Far and away the biggest loser in this year's Carnival has to be the minister of arts and multiculturalism himself who, if firm and decisive action is not taken to rescue it, probably oversaw what will be remembered as the beginning of the end of Carnival. No one in living memory can remember a time when so much went wrong with so many things in the festival at once and, long before anyone has to call for his head, Dr Lincoln Douglas should do the honourable thing and step down or be removed.
Had the Carnival not begun with a demonstration of open arrogance on his part, reminiscent on the heyday of the Manning romp, I may not have been tempted to be this harsh, but how one individual can come across as so clueless and complicit in so much irregular if not questionable decision making at the same time is baffling to say the least.
From his now infamous “so what” response to media questions regarding the abuse of tickets by friends and family of certain public office holders to the almost collapse of the parade of the bands, Dr Douglas needs to take full ownership of the calamitous state of affairs of Carnival 2014 and demit office with some semblance of honour.
Who will forget this Carnival, with the widely rejected confusion that was the splash pool added to the Panorama, the hijacking and privatization of a 'piece' of Carnival to organizations some are claiming to be very good friends of the minister, the embarrassing confrontation over the Kiddies’ Carnival parade route between bandleaders and the NCBA and the fiasco that was the Calypso Fiesta in Skinner Park?
Everything that became the Socadrome comes across as so rotten and riddled with, if not corruption, then clearly some dubious decision making on the part of the state, with the final ignobility being broadcast rights that should have derived revenue for the taxpayers from whom all the largesse for the Carnival flows being farmed out to private hands without even so much as tender or even public offering that such a thing was possible.
So where do we go from here?
After the acceptance of the resignation of the minister, a shakeup of the entire National Carnival Commission needs to take place and the entire board removed and replaced with representatives of the arts and cultural communities and Carnival, Pan and Calypso stakeholders as outlined in the NCC Act of 1991. Properly constituted, this new board should be placed on a forward-looking management footing and mandated to identify where we are in all sectors of the Carnival culture and, more importantly, where we go from here.
Emphasis needs to be placed on re-establishing the autonomy and authority of the National Carnival Commission and step one needs to be the tightening up of the NCC Act itself and, where it is vague, amended to properly reflect the intention.

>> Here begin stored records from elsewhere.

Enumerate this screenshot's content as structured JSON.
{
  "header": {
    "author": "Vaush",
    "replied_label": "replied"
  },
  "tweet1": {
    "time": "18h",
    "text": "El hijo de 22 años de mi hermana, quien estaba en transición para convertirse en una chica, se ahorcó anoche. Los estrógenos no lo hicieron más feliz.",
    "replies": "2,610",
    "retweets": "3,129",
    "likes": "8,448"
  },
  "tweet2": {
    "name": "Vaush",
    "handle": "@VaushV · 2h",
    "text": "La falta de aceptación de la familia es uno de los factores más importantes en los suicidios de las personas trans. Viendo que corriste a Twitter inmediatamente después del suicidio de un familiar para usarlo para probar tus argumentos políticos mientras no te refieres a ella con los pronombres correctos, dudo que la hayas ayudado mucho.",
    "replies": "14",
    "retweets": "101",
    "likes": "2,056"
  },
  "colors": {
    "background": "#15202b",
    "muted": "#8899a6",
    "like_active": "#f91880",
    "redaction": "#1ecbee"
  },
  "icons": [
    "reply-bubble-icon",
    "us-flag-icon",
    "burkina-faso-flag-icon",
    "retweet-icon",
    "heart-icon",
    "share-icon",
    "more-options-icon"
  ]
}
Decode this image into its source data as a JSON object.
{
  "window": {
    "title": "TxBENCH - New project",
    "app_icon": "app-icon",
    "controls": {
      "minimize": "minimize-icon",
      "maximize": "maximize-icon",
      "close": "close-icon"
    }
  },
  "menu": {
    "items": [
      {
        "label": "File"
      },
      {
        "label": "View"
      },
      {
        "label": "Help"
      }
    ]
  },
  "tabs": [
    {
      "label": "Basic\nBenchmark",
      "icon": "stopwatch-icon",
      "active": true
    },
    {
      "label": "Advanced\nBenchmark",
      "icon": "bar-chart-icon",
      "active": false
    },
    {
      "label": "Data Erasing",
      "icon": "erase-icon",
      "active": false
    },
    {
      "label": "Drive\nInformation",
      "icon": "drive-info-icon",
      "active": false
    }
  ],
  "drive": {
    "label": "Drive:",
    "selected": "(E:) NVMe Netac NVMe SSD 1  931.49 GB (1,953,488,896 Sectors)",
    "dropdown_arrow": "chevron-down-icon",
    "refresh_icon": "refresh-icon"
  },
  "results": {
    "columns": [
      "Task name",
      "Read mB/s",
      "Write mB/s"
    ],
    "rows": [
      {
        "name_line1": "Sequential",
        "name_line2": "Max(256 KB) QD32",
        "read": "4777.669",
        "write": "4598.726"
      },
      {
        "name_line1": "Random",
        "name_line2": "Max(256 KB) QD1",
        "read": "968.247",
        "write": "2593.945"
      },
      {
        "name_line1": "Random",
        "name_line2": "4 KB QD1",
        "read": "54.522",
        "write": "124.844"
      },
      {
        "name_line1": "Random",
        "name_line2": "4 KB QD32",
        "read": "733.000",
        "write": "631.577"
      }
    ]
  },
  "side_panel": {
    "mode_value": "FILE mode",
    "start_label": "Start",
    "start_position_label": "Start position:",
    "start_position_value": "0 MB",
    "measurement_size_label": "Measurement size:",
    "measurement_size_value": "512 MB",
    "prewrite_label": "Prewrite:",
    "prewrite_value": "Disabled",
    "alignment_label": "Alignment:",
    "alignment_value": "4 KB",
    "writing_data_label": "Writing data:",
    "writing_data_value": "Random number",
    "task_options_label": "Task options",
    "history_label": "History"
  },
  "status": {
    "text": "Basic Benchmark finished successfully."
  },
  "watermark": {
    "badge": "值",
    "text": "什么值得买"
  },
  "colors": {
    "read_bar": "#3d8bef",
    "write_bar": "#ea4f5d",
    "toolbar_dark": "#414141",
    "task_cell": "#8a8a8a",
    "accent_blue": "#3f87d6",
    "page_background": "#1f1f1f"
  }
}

From there, discussions need to begin in earnest on matters such as resuscitating Calypso as an art-form, establishing a parade route outside of residential communities (but one that also takes into account the needs and safety of the masqueraders) and, last but not least, the finances of Carnival, the removal of subsidies from where they are not needed and the application of financial support where it desperately is.
The commercial value of our Carnival needs to stop being such a well kept secret and accounts published to show where all outflows and income goes. Worldwide carnival knock offs have become huge money spinners so why is it not for us as well? The power of the tourism sector to shape economies is hinted at but never properly exploited here and, if not Carnival, then what, pray tell, do we have unique to offer?
In the final analysis something as massive as the National Carnival must not come across as last minute and planned by lapse but purposeful and well thought out and begun with the end in sight. Qualitatively, one of those ends MUST be the fostering of cohesiveness among the people and of national unity; quantitatively it ought to generate the level of income that it is demonstrably capable of generating for all the people of Trinidad and Tobago.